Hyatt Northstar is really nice Hyatt still has to work out all the little problems like TV not working on/off, all little stuff. This resort rooms are so nice it is like walking into a 3 million dollar home here in Carmel by the Sea.

Cover parking,access to the private clubs,Breakfast,ski valet more more more.

You need to see it to believe it there is anew Hyatt in Tahoe(truckee) so watch out Hyatt Incline.


----------



## benjaminb13 (Jan 2, 2009)

Hi Carmel85? Since you have a lot of the inside track on how to get some results from Hyatt member services.  Is there anyway you can speak with someone from customer service and see if they can reinstate Deweys and my previous reservations and honor deweys current ones? I tried them earlier today and they said it was a computer glitch----AGAIN

Now there are no more reservations. I am left with cancelled reservations and fees to pay.

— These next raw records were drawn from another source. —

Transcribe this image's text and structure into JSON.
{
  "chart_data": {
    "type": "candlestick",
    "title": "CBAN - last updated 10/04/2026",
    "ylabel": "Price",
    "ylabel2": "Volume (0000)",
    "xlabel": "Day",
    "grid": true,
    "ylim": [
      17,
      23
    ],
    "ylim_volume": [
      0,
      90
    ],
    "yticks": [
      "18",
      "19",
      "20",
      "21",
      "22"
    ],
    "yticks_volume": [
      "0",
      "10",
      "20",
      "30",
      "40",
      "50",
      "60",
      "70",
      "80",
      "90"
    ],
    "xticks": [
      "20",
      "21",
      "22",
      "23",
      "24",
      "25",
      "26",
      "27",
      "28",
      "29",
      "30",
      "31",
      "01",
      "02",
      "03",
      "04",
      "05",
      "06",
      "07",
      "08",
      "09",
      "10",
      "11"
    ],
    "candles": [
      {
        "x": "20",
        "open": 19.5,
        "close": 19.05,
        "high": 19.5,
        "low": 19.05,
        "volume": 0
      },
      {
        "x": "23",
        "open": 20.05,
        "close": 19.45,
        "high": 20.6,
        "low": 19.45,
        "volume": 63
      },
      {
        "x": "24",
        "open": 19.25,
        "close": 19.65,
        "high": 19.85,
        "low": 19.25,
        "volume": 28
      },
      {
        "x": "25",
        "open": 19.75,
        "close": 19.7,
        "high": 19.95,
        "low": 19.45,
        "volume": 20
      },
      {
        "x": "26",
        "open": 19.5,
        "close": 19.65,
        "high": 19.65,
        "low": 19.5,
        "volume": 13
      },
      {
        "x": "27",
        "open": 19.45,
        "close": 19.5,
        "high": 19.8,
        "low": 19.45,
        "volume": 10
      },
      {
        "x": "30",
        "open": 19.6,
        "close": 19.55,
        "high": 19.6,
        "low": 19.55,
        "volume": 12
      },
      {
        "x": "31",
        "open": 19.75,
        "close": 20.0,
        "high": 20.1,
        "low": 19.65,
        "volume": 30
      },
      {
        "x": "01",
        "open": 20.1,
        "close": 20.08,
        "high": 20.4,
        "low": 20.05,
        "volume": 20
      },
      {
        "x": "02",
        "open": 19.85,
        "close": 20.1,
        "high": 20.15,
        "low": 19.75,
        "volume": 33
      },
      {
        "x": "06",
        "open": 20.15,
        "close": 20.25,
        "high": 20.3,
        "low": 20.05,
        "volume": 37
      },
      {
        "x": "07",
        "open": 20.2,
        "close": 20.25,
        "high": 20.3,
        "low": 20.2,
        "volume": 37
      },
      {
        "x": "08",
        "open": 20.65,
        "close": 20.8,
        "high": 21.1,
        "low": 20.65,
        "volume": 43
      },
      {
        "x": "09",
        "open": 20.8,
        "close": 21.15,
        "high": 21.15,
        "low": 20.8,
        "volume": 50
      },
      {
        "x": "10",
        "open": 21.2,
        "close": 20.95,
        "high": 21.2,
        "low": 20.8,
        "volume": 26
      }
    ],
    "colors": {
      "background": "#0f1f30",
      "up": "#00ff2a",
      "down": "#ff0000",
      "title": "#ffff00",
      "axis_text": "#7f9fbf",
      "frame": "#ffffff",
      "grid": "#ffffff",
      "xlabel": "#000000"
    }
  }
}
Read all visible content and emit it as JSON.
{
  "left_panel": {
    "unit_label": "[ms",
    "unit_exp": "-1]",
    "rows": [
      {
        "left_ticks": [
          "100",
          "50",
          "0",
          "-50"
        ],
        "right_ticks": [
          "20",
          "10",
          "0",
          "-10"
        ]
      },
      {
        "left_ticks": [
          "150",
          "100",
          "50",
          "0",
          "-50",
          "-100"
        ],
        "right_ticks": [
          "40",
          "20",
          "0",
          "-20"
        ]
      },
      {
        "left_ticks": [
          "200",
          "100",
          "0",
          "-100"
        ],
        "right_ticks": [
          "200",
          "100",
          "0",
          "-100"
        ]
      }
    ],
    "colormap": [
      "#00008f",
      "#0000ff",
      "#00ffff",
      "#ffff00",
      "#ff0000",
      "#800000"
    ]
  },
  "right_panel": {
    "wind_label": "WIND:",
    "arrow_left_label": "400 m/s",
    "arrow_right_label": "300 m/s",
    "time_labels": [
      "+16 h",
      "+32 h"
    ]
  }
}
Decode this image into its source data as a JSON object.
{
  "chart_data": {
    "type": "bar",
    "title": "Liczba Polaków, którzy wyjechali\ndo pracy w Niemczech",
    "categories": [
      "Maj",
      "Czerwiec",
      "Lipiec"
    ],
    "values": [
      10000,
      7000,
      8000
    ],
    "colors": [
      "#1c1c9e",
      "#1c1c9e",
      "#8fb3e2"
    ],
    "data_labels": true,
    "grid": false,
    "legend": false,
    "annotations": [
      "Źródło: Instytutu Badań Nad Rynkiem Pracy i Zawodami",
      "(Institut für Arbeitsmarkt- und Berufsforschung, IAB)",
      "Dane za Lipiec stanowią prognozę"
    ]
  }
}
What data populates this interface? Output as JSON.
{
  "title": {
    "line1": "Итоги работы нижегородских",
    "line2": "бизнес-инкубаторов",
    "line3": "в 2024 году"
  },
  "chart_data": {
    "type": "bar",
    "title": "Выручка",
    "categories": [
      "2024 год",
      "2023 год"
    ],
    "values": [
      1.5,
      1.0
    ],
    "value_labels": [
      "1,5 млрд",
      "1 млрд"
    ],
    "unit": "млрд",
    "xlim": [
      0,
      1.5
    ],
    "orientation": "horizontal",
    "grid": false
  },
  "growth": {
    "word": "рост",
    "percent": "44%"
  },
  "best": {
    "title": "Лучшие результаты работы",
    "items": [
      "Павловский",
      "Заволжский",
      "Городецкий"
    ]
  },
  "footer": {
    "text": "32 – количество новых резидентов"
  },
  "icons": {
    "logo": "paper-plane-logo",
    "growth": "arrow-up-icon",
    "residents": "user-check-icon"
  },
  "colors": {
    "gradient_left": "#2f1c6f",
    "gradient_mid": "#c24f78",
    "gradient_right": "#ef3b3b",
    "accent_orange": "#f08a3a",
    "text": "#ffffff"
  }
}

Now that we verified that your friend has actually used cUP reservations and stayed at the resort, It sure seems like  they are trying to play a game with us. I cant seem to get anywhere with them. I know you have always fought the good fight for us with HYATT.
Can you try and pressure them into giving us some real info?  It would be a real travesty if more Hyatt owners were to make online reservations only to be denied and have to pay fees.

I feel they will be more forthright with you because of who you know, much more than they would be with us. An email from them confirming "whatever" would be nice.

Thanks pal
Benj

Hopefully you can help us resolve this issue once and for all.


----------



## Carmel85 (Jan 2, 2009)

Benji,

Dewey called a good fried of mine the same person I sent you a PM about I would call him ASAP NOW.

Your reservation should not have been changed then you should not have had to pay to cancel?

Does not make since if your did not have a CUP reservation how could they charge you for one? On top of they how could you have payed to cancel it? DOES NOT MAKE SINCE!!!

Again my friend got and stayed over NEW YEARS NORTHSTAR using CUP points. Actually there was even 2 reservations made.

Dewey is set for his new reservation that he just made in the past 5 days his older reservation are GONE he made those before the resort was even open.

Hyatt Northstar officially OPENS January 16th 2009 (FRIDAY)

Remember all weeks at Northstar are FRIDAY to FRIDAY.


----------



## benjaminb13 (Jan 3, 2009)

Carmel85 said:


> Benji,
> 
> Dewey called a good fried of mine the same person I sent you a PM about I would call him ASAP NOW.
> 
> ...



Hi CARMEL85,
Just got back in, 
Anyway I had to cancel 2 previous reservations to make room for the 2000 pt reservation at Northstar for end June. When I called 1800 GOHYATT they refused to allow me to complete the reservation.


----------



## Carmel85 (Jan 4, 2009)

Benji and other Hyatt owners,


If you see a cup or lcup opening at Northstar book it ASAP. These dates open and close very quickly.

I personally know 2 people under 2 different reservation that have stayed at Northstar using their CUP points.

February 9,10, 2009 in a 3 bedroom units was open today.

Also look under the owners discount reservations look at all those dates yes you have to pay some $$$ but there are some great rates for ski season.

C85


----------